Introduction to Gibbs Sampling

MCMC via alternating conditional sampling from a complex joint distribution.

mcmc
sampling
bayesian
Gibbs sampling enables sampling from complex joint distributions by alternately sampling from univariate conditionals. Demonstrates the method through a 2D example, deriving analytically tractable conditional distributions and generating samples matching the target.
Published

April 16, 2025

Intro to Gibbs Sampling

%matplotlib inline
import numpy as np
from scipy import stats
from scipy.stats import norm, gamma
from scipy.stats import distributions
import matplotlib.pyplot as plt
import seaborn as sns
import time
sns.set_style('whitegrid')
sns.set_context('poster')

The basic idea

Gibbs determined the energy states of gases at equilibrium by cycling through all the particles, drawing from each one of them conditionally given the enerygy levels of the others, taking the time average. He showed that the time average approached the equilibrium distribution. Geman and Geman used this idea to denoise images.

Suppose you have a density of two variables \(f_{XY}(x,y)\). You wish to sample from this density.

The definition of the \(X\) marginal is

\[f_X(x) = \int f_{XY}(x,y) dy\]

(we’ll drop subscripts from this point onwards)

\[f(x) = \int f(x \vert y) f(y) dy = \int dy f(x \vert y) \int dx' f( y \vert x') f(x') \]

Thus:

\[f(x) = \int h(x, x') f(x') dx'\]

where

\[h(x,x') = \int dy f(x \vert y) f(y \vert x').\]

Now consider an iterative scheme in which the “transition kernel” \(h(x, x')\) is used to create a proposal for metropolis-hastings moves.

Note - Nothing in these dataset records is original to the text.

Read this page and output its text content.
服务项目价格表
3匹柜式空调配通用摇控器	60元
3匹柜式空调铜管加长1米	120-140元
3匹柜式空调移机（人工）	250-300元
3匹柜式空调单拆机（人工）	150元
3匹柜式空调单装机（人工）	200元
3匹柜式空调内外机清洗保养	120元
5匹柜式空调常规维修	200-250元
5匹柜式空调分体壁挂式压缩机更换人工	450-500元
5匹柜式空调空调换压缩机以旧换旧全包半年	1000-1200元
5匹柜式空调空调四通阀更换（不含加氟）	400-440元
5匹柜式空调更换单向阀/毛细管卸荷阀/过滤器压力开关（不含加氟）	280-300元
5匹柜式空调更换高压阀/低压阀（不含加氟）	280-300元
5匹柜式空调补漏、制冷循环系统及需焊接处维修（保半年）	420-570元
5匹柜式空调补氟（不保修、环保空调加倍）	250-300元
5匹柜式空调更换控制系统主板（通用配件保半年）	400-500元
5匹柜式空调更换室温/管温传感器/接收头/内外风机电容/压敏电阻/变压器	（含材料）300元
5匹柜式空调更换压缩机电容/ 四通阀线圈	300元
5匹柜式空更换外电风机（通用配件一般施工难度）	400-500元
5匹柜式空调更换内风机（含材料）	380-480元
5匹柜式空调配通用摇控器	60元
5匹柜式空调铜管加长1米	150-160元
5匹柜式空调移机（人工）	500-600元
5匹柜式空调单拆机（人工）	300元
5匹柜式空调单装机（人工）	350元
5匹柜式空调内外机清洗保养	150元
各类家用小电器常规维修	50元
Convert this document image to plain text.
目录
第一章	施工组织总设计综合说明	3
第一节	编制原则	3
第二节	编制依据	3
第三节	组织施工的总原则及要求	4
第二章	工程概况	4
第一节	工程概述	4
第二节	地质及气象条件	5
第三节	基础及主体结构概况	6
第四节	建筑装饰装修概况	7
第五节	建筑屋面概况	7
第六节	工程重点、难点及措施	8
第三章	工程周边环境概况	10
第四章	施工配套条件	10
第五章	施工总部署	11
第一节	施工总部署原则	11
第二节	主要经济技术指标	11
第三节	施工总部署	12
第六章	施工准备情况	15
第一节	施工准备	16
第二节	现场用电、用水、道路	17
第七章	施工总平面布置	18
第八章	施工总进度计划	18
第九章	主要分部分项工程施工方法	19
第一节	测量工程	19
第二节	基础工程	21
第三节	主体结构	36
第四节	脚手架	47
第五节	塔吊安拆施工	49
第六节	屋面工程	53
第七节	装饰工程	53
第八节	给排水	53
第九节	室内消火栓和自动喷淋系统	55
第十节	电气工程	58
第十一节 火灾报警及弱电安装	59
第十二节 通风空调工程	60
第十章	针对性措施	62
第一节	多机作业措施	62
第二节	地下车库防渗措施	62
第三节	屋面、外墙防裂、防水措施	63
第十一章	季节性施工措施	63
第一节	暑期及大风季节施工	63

This looks like:

\[f(x_t) = \int h(x_t, x_{t-1}) f(x_{t-1}) dx_{t-1}\]

which is the equation of a stationary distribution.

The big idea, then, here, as in the case of markov chains, is that the above equation can be thought of as a fixed-point integral equation, and thus we can think of an iterative process which at first does not satisy this condition but then does as time goes on and we reach stationarity.

But now look at the equation for the kernel \(h(x,x')\). You have seen an equation like this before when we write a posterior predictive by integrating over the parameters \(\theta\). There we draw \(\theta\) from the posterior and then \(y^*\) from the likelihood given \(\theta\), thus giving us samples of the joint distribution \(p(y^*, \theta)\).

Similarly here, if we draw \(y\), from the conditional \(f(y \vert x')\) and then \(x\) again from \(f(x \vert y)\) we will be able to get the marginal distribution of \(x\). Symmetrically we can get the marginal for \(y\).

Now, if I can draw from the \(x\) marginal, and the \(y \vert x\) conditional, i can draw from the \(x, y\) joint, and I am done.

An example

Let us consider a 2-D distribution which we wish to sample from.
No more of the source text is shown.